En conclusion, la mêlée entre le vivant et le dispositif peut être décourageante car, il ne

s’agit pas simplement d’une machine à subjectivations, c’est-à-dire «où des corps dociles

mais libres assument leur identité et leur liberté de sujets dans le processus de leur

soumission »(Agamben, p. 30), mais agit également par le biais de processus de

désubjectivation, analysés dans Identité sans personne, où les individus acquièrent un

masque sans contenu ou un numéro au moyen duquel ils peuvent éventuellement être

contrôlés, et leurs sociétés "sont présentées comme des corps inertes subissant des

processus de désubjectivation gigantesques auxquels aucune subjectivation réelle ne

correspond" (Agamben, 2006, p.32).
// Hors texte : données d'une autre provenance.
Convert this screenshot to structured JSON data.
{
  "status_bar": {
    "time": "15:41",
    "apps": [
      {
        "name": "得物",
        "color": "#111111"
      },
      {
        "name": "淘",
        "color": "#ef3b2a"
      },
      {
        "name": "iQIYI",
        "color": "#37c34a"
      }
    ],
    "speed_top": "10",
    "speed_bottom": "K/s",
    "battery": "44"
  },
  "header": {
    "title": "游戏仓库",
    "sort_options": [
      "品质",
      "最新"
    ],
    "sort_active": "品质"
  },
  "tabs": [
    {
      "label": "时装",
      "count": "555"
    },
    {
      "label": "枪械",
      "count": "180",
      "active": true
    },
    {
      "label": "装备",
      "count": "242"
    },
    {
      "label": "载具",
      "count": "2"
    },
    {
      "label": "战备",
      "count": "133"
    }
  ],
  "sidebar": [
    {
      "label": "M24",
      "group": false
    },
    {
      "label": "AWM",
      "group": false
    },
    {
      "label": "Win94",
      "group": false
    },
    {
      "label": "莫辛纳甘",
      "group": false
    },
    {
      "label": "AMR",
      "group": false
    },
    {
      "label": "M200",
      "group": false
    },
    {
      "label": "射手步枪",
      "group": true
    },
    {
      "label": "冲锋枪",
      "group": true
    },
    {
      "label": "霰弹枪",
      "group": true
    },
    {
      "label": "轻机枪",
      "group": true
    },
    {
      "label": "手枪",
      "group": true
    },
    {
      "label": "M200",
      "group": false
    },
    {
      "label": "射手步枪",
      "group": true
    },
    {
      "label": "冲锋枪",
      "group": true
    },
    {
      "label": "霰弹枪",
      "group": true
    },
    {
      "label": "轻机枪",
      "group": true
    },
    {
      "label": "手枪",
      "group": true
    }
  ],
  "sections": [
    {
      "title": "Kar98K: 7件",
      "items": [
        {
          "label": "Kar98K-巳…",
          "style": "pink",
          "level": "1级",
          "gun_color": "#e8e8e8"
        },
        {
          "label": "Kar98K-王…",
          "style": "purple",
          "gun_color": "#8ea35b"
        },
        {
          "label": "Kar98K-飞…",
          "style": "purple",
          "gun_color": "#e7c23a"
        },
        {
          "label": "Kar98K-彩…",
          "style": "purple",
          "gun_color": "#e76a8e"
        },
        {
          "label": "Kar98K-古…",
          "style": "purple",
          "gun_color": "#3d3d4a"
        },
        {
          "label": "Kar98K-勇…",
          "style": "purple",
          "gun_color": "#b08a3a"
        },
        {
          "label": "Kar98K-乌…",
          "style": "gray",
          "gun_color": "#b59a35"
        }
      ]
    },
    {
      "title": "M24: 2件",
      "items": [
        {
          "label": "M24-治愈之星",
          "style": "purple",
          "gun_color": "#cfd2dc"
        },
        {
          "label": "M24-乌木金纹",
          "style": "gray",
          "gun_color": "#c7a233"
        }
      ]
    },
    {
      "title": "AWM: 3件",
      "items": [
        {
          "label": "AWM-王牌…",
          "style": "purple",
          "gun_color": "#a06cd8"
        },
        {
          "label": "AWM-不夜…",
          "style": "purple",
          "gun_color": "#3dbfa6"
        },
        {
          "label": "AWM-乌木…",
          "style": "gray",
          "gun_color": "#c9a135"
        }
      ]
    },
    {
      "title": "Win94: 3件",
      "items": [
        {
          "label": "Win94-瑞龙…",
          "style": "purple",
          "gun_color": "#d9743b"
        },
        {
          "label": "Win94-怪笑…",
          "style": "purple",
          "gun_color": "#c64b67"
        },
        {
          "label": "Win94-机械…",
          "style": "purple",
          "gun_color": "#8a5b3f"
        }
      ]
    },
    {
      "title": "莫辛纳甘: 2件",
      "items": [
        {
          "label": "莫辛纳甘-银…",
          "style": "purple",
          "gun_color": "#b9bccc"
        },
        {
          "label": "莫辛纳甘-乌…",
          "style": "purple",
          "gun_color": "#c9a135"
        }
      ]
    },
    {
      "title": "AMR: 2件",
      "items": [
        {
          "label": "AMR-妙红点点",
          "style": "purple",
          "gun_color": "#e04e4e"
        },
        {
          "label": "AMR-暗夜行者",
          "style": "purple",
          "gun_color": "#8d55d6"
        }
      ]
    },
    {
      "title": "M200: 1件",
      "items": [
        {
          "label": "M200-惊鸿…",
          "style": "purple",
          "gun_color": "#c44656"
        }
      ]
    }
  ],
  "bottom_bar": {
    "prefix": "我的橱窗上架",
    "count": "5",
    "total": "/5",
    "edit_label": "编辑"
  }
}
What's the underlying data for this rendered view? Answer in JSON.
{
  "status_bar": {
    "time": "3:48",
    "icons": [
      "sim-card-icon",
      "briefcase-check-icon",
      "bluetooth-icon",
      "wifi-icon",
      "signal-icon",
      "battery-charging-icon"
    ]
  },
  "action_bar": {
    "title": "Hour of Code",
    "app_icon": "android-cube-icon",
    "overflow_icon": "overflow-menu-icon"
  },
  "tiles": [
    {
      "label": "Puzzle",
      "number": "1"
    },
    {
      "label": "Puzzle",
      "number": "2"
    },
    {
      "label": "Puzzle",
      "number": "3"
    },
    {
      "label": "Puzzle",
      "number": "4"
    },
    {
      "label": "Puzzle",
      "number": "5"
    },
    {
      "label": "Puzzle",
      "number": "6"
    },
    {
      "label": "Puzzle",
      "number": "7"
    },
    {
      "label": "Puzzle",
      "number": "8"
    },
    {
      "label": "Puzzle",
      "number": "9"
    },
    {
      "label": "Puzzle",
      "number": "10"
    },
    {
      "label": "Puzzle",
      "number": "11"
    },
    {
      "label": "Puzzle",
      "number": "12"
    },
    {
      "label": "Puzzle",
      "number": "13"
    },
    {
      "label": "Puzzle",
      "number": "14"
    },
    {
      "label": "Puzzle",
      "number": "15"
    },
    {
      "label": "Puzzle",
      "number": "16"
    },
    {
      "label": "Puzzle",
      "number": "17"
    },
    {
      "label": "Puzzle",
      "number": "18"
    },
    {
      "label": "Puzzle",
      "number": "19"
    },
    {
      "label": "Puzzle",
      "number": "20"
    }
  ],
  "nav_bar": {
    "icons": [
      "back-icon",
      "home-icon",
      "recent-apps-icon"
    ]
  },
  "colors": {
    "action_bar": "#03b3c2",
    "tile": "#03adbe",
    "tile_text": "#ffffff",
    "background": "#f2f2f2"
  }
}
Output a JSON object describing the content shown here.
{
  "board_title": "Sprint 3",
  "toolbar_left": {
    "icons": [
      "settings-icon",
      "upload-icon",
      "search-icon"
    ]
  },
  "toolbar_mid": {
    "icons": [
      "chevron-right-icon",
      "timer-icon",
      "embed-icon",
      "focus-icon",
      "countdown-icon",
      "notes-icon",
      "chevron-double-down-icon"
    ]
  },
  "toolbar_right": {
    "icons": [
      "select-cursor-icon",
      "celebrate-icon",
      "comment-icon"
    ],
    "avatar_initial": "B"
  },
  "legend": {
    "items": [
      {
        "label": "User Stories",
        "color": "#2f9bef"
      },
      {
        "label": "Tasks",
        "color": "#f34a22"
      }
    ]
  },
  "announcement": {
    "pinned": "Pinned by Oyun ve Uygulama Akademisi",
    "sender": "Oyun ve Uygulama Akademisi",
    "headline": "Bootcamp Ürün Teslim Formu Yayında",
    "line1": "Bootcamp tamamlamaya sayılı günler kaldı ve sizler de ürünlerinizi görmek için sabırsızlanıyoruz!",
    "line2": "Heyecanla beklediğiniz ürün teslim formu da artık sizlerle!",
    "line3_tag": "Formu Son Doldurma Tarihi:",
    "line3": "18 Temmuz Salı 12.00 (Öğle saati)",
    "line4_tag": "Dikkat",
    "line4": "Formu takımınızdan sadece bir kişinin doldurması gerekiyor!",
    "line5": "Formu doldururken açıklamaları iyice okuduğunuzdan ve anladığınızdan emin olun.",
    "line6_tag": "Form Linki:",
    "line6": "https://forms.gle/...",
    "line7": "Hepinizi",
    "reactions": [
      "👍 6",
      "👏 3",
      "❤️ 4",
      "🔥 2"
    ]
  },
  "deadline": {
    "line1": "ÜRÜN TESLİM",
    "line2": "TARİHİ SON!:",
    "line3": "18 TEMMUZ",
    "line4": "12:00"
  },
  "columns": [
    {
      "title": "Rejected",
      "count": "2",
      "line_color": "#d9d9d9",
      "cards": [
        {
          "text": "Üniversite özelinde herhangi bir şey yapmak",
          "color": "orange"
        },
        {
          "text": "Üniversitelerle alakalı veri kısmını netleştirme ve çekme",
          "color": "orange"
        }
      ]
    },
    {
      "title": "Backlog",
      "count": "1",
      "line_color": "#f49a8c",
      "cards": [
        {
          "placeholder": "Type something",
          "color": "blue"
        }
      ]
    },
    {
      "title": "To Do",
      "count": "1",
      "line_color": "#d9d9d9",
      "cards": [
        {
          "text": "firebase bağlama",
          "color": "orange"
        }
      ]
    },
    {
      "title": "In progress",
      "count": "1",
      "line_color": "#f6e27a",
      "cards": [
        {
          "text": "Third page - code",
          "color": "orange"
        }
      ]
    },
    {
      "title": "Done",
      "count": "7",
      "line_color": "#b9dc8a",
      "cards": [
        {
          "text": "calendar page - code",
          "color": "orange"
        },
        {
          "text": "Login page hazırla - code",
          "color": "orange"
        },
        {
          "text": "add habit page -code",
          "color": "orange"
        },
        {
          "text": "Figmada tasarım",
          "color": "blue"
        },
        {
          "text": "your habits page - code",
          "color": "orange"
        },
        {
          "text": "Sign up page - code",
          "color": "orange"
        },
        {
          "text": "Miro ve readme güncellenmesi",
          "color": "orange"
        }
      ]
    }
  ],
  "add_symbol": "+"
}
Malgré tout, Agamben n'abandonne pas et cherche au

milieu de tout ce qui est gouverné et contrôlé, un ingouvernable: "le début et, à son tour, le

point de fuite de toute politique" (2006, p.34); et au milieu d'un monde de masques, il sait

qu'il existe un visage «dont le sentiment nous surprend parfois de manière inattendue dans

nos errances et nos rêves, dans notre inconscience et dans notre lucidité» (2011, p.78). met

en garde de manière urgente contre sa célèbre profanation, avec laquelle il souhaite rendre
ce qui a été séparé de l'homme dans sa propre sphère, en rétablissant l'usage commun, c'est-

à-dire en rendant accessible à tous - mais sans appartenir à personne - tout ce qui a été

capturé et séparé dans la vie.

Bibliographie

Agamben, G. (2011). Nudité (1 re éd.). Buenos Aires: Adriana Hidalgo éditeur.

Agamben, G. (2006). Qu'est-ce qu'un appareil? Barcelone: Éditorial d'Anagrama.